Bei Beantwortung dieser Frage ist darauf abzustellen, wie die Anforderungen des Unternehmers an den Handelsvertreter sich gestalten. Nach § 92 a Abs. 1 Satz 1 HGB ist nämlich entscheidend, ob das Tätigwerden für weitere Unternehmer nach Art und Umfang der von ihm verlangten Tätigkeit nicht möglich ist, so dass also darauf zu achten ist, wie die Parteien ihr Vertragsverhältnis gestalten. Wenn der Kläger die Leistungen, wie er sie im Schreiben vom 23.07.2004 schildert, tatsächlich entfaltet hat, so steht damit noch nicht fest, dass sie in diesem Umfange auch von der Beklagtenseite verlangt worden sind. Gegen die Annahme, dass die Beklagte Arbeitsleistungen in diesem Umfange verlangt hätte, die eine Tätigkeit für einen anderen Unternehmer ausschließen, sprechen auch die Zahlen, die der Kläger in der Klageschrift angegeben hat, als er die tatsächlich erlangten Provisionszahlungen der letzten 5 Jahre von 1998 bis 2002 anführt, die sich zwischen 922,-- € pro Monat und 1524,-- € pro Monat bewegen, also nicht so exorbitant höher sind, als die Summe die er im letzten 6-Monats-Zeitraum tatsächlich erhalten hat. Die Entfaltung einer derartigen Tätigkeit durch den Handelsvertreter entspringt demnach allein seiner Zeiteinteilung und Sicht der Dinge und nicht dem Umstand, dass diese von der Beklagten auch von ihm verlangt werden, wie § 92 Abs. 1 Satz 1 HGB fordert. Dass die Beklagte eine umfassendere Tätigkeit verlangt hätte, ist ebenfalls nicht ersichtlich.

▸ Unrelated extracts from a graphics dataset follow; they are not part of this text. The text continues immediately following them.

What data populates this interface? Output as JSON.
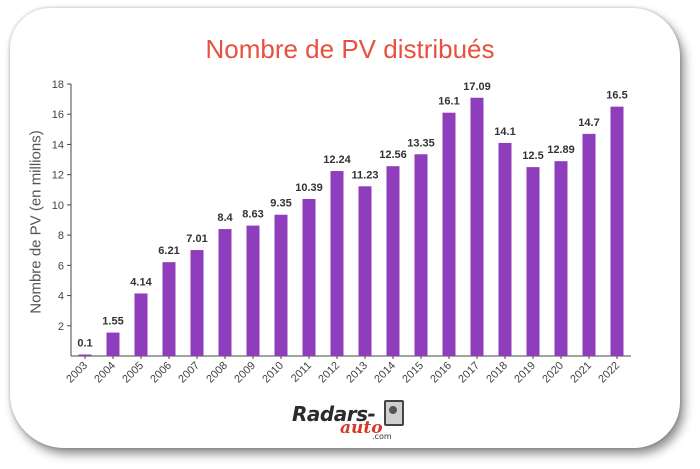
{
  "chart_data": {
    "type": "bar",
    "title": "Nombre de PV distribués",
    "xlabel": "",
    "ylabel": "Nombre de PV (en millions)",
    "categories": [
      "2003",
      "2004",
      "2005",
      "2006",
      "2007",
      "2008",
      "2009",
      "2010",
      "2011",
      "2012",
      "2013",
      "2014",
      "2015",
      "2016",
      "2017",
      "2018",
      "2019",
      "2020",
      "2021",
      "2022"
    ],
    "values": [
      0.1,
      1.55,
      4.14,
      6.21,
      7.01,
      8.4,
      8.63,
      9.35,
      10.39,
      12.24,
      11.23,
      12.56,
      13.35,
      16.1,
      17.09,
      14.1,
      12.5,
      12.89,
      14.7,
      16.5
    ],
    "value_labels": [
      "0.1",
      "1.55",
      "4.14",
      "6.21",
      "7.01",
      "8.4",
      "8.63",
      "9.35",
      "10.39",
      "12.24",
      "11.23",
      "12.56",
      "13.35",
      "16.1",
      "17.09",
      "14.1",
      "12.5",
      "12.89",
      "14.7",
      "16.5"
    ],
    "yticks": [
      2,
      4,
      6,
      8,
      10,
      12,
      14,
      16,
      18
    ],
    "ylim": [
      0,
      18
    ],
    "grid": false,
    "bar_color": "#8e3dbd",
    "title_color": "#e8503f"
  },
  "logo": {
    "text_main": "Radars-",
    "text_sub": "auto",
    "text_domain": ".com"
  }
}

Damit steht fest, dass das Vertragsverhältnis der Parteien als freier Dienstvertrag nach § 611 BGB anzusehen ist, womit auch für die Streitigkeiten hieraus die Zuständigkeit der ordentlichen Gerichtsbarkeit, hier die des Landgerichtes Bad Kreuznach gegeben ist.

Gegen diesen Beschluss findet kein weiteres Rechtsmittel statt, weil die Voraussetzungen der §§ 78 Satz 2, 72 Abs. 2 ArbGG erkennbar nicht erfüllt sind.